The Centre for Earth Systems Engineering Research (CESER) is motivated by the recognition that management of the physical infrastructure systems that sustain society must in future be based upon analysis, at an unprecedented range of spatial and temporal scales, of interacting technological, human and natural systems. To realise this vision requires the new generation of techniques, tools and system-scale applications that we are advancing.
The urgent need for adaptation to climate change has now been recognised at the highest level of government. Engineers have a central role in developing solutions to this complex systems problem. However, the models, techniques and tools that are required to enable management of complex coupled technological, human and natural systems do not yet exist. Decisions are being made without sufficient understanding of long term changes, impacts, interactions and uncertainties. The implications for sustainability are critical.

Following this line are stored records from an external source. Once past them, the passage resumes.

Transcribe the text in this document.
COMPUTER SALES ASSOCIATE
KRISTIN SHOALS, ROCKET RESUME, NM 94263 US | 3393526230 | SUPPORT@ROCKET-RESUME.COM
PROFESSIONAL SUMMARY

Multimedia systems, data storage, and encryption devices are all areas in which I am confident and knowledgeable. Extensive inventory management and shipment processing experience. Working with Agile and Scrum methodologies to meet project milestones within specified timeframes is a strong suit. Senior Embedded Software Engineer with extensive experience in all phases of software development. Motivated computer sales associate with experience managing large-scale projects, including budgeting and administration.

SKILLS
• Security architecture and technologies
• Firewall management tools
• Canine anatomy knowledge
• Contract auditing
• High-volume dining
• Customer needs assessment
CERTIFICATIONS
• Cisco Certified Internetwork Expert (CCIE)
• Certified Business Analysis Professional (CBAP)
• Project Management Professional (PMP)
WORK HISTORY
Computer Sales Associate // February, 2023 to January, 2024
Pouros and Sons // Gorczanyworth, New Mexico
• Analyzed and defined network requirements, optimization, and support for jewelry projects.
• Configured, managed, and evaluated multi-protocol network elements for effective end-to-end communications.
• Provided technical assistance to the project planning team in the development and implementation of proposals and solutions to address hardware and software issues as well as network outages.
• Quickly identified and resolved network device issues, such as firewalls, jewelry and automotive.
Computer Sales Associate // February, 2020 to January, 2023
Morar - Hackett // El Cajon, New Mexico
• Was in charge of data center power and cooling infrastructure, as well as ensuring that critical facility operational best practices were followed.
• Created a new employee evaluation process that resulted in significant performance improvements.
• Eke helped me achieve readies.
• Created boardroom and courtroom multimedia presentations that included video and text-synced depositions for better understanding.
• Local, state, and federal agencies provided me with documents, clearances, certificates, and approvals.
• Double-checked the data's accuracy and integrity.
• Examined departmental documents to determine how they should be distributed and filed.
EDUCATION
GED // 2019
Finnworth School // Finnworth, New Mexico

Building upon a unique capacity for analysis of long term change and climate impacts in water and infrastructure systems, CESER is dedicated to understanding and modelling of processes of change within coupled technological, human and natural systems. We use our knowledge to inform the sustainable management of these complex systems, through development of data acquisition, simulation, decision analysis and visualisation tools and techniques to underpin the sustainable management of infrastructure systems.
CESER was founded in June 2009 as a University Research Centre in Newcastle University. The Centre is supported by prestigious Platform Grant funding from the Engineering and Physical Sciences Research Council. This funding will underpin our Research Programme providing opportunities to integrate our portfolio of research projects and grow our research team.
CESER is hosted in the School of Civil Engineering and Geosciences and is central to the School’s research strategy, which is founded upon cutting edge research in the fields of Earth Systems Science, Engineering and Management. However, CESER’s mission is a highly inter-disciplinary endeavour and, embracing academic input from across Newcastle University. We collaborate widely in the UK and internationally.
Since 2006 Newcastle University has been a core partner in the Tyndall Centre for Climate Change Research, and the CESER mission and activities intersect closely with those of the Tyndall Centre in Newcastle University, in particular in the field of climate impacts and adaptation studies.